III.2.1 – Subsunção jurídica dos factos – a criação do engano mediante astúcia do agente:

A este propósito, alega o arguido/recorrente AA, em síntese [conclusões 1ª a 15ª]: 

- O arguido apenas se limitou a abrir uma conta na plataforma do ... e a criar um anúncio a divulgar a venda de determinado bem, in casu, um telemóvel e juntar algumas fotografias do mesmo, processo este que não exige astúcia, antes pelo contrário, trata-se de um processo extremamente simples e rápido.
- O que está em causa nestes autos não é, pois, uma "mentira qualificada", um engodo que exija um especial conhecimento técnico e, neste caso, informático, uma especial astúcia.
- É do conhecimento do homem médio, que os riscos inerentes à realização de negócios em meios nos quais não existe nenhum controlo do perfil dos utilizadores/potenciais contraentes, nem mediação por parte da empresa da qual disponibiliza a plataforma, in casu, o ..., são elevados, de tal modo que as plataformas, através de inúmeros avisos, tentam alertar os possíveis contraentes dos mesmos.
- A ofendida não diligenciou de forma a apurar se o referido bem existia.
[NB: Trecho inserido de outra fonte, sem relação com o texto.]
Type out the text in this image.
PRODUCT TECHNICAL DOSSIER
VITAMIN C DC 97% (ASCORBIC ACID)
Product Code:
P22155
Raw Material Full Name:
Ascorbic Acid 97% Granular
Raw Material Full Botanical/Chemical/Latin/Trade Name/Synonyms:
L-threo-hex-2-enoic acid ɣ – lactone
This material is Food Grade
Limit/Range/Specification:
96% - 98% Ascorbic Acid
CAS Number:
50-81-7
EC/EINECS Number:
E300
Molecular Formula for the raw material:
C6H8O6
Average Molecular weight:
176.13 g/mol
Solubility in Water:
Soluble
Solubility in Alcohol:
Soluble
E não se acautelou recorrendo a outras vias de forma a garantir que iria obter a contrapartida da sua prestação, tais como recurso à via Correios à cobrança ou até à entrega em mão da quantia pecuniária e o recebimento da contraprestação.
- Não há erro nem engano quando o queixoso não procede com a diligência mínima que lhe é exigível no tráfego comercial.
Em conclusão, considera o recorrente que não estão verificados os elementos do tipo do crime de burla, peticionando a sua absolvição.

Apreciando.

Preceitua o art. 217º, nº1 do Código Penal (doravante designado CP) que “quem, com intenção de obter para si ou para terceiro enriquecimento ilegítimo, por meio de engano sobre factos que astuciosamente provocou, determinar outrem à prática de actos que lhe causem, ou causem a outra pessoa, prejuízo patrimonial é punido com pena de prisão até 3 anos ou com pena de multa”.
São elementos típicos constitutivos deste crime:
- Elementos objetivos:
» que o agente, actuando astuciosamente, induza em erro ou engano outrem; e
» que através desses meios, adequadamente, determine o ofendido à prática de actos causadores de prejuízos patrimoniais.
- Elemento subjetivo: estamos perante um tipo legal que exige, para além do dolo genérico em relação a todos os elementos fácticos do tipo, o denominado dolo específico (elemento subjetivo adicional), isto é, a particular intenção do agente de obter para si ou para terceiro enriquecimento ilegítimo.
A burla reconduz-se a um crime de dano, pois só se consuma com a ocorrência de um prejuízo efectivo no património do sujeito passivo da infração ou de terceiro.
É ainda um crime de resultado parcial ou “cortado”, uma vez que apesar de se exigir, ao nível do elemento típico subjetivo, que o agente atue com a intenção de obter, para si ou para outrem, um enriquecimento ilegítimo, a consumação do crime não depende da concretização de tal enriquecimento, bastando para tanto, ao nível do elemento típico objetivo, que se observe o empobrecimento ou dano patrimonial da vítima – assim, A.M. Almeida Costa, in “Comentário do Código Conimbricense”, Parte Especial, Tomo II, p. 277.
O ilícito criminal de burla consubstancia um delito de execução vinculada, porquanto a lesão do património da vítima tem de decorrer forçosa e diretamente de um comportamento do sujeito ativo legalmente tipificado, delimitado. É necessário, destarte, que o agente recorra a um meio enganoso destinado (e adequado) a induzir outrem num erro que, por sua vez, leve este a praticar atos de que resultam prejuízos patrimoniais para si ou para um terceiro.
Trata-se do denominado duplo nexo de imputação objetiva, ou seja, a consumação da burla implica que haja um nexo causal entre a conduta do agente e o engano do sujeito passivo e, por outro lado, entre este estado de erro e a prática pelo burlado de atos conducentes à verificação do dano patrimonial, para si ou para outrem[2].    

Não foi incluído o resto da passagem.